教育分野では、特に実技の学びに非常に有効で、例えば獣医学部で、指導者の手技をさまざまなアングルから繰り返し再生できる映像教材を開発した例などがある。
子供たちも好みの周辺機器を選ぶ時代!?
GIGAスクール構想で小中学生に1人1台端末が行き渡り、子供たちがタブレット用のペンやイヤホンなどを利用するシーンも増えてきた。そんな時代らしい製品がエレコムで展示。子供用のキーボード「KEY PALETTO」は、指使いが把握しやすい配色と、キーのひらがな表記を排してアルファベットの大文字小文字を併記しているのが特徴的だ。
他にも、低学年でも握りやすい太めの鉛筆型タッチペンや、子ども用のカラフルなヘッドセットなど、使いやすくワクワクするようなデザインの製品が並んだ。子供も文房具感覚で好みの周辺機器を自分で選ぶようなフェーズになりそうだ。

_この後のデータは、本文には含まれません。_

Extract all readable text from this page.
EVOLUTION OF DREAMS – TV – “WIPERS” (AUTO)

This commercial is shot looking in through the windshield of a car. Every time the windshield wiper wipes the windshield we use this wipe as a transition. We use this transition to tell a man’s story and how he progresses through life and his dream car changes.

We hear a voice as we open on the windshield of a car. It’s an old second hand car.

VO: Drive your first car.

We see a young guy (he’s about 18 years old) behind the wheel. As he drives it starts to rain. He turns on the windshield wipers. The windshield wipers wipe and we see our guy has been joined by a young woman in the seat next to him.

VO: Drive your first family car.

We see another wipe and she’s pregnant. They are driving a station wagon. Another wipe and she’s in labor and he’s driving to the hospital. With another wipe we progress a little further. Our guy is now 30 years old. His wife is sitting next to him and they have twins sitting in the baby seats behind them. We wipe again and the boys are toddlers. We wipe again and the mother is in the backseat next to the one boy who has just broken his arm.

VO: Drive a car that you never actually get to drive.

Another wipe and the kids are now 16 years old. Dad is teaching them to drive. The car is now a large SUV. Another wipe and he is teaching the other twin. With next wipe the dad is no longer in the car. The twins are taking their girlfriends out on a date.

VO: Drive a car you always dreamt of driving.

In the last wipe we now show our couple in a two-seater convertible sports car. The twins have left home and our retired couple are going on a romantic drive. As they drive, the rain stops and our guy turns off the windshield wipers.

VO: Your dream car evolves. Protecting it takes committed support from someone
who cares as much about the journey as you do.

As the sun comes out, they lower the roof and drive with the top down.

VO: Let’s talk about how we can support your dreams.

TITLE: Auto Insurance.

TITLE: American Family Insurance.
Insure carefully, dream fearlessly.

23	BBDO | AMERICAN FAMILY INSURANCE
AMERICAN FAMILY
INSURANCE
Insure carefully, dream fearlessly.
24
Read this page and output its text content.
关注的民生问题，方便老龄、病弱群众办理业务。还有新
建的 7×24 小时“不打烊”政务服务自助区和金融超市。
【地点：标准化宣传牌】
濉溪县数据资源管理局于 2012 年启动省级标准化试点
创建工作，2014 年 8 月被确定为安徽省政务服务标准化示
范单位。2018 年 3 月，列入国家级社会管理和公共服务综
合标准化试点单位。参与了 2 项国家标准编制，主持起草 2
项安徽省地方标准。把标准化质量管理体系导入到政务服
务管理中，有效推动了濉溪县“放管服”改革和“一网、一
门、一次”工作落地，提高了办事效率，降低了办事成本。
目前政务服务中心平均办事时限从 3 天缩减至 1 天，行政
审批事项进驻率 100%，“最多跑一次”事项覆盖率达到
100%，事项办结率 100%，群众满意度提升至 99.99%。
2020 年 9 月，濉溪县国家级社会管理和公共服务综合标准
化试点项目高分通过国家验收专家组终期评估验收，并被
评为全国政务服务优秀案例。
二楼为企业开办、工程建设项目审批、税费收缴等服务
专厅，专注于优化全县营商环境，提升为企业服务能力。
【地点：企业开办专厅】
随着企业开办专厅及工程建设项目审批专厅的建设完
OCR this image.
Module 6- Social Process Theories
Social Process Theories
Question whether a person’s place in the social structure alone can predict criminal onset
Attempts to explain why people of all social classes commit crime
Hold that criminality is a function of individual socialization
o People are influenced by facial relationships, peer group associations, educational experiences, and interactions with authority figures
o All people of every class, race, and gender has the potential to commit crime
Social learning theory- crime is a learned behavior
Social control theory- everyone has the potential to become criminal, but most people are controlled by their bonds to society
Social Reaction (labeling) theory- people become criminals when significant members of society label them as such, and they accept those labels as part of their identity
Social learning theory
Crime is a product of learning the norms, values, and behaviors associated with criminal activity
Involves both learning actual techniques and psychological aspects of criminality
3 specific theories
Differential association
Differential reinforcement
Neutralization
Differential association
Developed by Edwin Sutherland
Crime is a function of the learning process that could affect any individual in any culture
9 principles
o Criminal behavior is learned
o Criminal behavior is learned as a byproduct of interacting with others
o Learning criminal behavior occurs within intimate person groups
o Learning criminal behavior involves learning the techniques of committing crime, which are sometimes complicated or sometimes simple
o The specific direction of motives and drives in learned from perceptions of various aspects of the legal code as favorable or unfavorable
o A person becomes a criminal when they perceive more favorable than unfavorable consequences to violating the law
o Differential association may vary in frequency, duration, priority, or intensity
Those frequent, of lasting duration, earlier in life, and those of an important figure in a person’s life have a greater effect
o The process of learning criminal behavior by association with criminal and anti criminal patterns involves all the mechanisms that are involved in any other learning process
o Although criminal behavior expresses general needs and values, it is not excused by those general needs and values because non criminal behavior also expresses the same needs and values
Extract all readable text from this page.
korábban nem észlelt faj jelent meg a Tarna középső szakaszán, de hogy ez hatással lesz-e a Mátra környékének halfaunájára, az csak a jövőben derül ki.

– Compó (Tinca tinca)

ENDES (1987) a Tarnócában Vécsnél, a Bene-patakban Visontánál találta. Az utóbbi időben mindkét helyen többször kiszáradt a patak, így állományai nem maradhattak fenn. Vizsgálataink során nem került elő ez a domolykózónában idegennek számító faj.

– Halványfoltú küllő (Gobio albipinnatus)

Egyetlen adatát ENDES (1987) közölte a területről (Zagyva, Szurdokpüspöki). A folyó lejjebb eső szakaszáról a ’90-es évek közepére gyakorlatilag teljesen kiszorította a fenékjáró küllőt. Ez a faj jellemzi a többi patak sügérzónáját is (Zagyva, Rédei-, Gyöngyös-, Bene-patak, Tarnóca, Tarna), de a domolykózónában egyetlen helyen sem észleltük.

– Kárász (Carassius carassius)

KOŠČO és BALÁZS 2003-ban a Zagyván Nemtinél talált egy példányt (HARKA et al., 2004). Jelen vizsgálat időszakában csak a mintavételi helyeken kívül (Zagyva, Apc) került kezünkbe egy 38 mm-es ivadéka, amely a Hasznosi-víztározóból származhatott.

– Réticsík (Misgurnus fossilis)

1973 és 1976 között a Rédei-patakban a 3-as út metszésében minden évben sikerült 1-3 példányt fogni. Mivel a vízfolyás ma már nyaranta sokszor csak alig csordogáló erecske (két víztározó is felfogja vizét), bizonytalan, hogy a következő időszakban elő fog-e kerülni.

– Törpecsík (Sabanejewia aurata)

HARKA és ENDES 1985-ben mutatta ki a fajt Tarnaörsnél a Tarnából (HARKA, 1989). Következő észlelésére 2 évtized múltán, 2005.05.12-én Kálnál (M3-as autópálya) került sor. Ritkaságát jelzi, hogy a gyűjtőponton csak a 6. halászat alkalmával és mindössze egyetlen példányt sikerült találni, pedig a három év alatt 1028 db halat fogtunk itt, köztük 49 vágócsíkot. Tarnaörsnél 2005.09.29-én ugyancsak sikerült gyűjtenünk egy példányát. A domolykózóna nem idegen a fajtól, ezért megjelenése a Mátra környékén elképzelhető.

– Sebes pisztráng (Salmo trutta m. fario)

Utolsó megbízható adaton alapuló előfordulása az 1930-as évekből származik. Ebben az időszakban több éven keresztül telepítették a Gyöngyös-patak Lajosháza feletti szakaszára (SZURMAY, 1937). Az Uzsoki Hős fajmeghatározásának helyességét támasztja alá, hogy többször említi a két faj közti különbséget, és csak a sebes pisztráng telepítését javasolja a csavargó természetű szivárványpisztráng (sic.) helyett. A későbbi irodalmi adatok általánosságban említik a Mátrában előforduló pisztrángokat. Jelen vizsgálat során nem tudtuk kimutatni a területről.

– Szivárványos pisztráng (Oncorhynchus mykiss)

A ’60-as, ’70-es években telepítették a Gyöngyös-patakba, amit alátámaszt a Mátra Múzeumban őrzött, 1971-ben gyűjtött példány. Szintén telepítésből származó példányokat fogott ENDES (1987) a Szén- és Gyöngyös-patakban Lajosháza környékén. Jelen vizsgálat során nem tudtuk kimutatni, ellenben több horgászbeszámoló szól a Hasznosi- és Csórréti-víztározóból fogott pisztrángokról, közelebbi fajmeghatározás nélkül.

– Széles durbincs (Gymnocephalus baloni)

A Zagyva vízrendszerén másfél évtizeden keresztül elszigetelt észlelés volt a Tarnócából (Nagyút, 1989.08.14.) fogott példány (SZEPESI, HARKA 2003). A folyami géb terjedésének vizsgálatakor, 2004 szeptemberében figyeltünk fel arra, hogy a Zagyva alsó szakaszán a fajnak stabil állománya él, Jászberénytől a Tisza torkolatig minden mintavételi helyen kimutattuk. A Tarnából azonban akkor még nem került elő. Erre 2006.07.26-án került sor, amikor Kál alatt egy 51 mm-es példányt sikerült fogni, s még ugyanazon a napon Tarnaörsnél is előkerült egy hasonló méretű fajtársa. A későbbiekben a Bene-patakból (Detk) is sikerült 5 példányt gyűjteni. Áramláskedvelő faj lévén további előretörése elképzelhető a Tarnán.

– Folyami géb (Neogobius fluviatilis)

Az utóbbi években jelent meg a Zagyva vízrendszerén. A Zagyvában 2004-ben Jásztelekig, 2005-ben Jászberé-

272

AIやセンシング、VRなどの先端技術の活用や、教育データの利活用など、新しい動向が展示の中に見えてきて、GIGA端末の活用を長期的に深めるフェーズに向かおうとしていることが感じられた。一方で学校現場での1人1台端末の活用は、自治体や学校による差が開きつつある。基本的な日常的な端末活用がもっと定着するよう、改めて意識する機会にしたいところだ。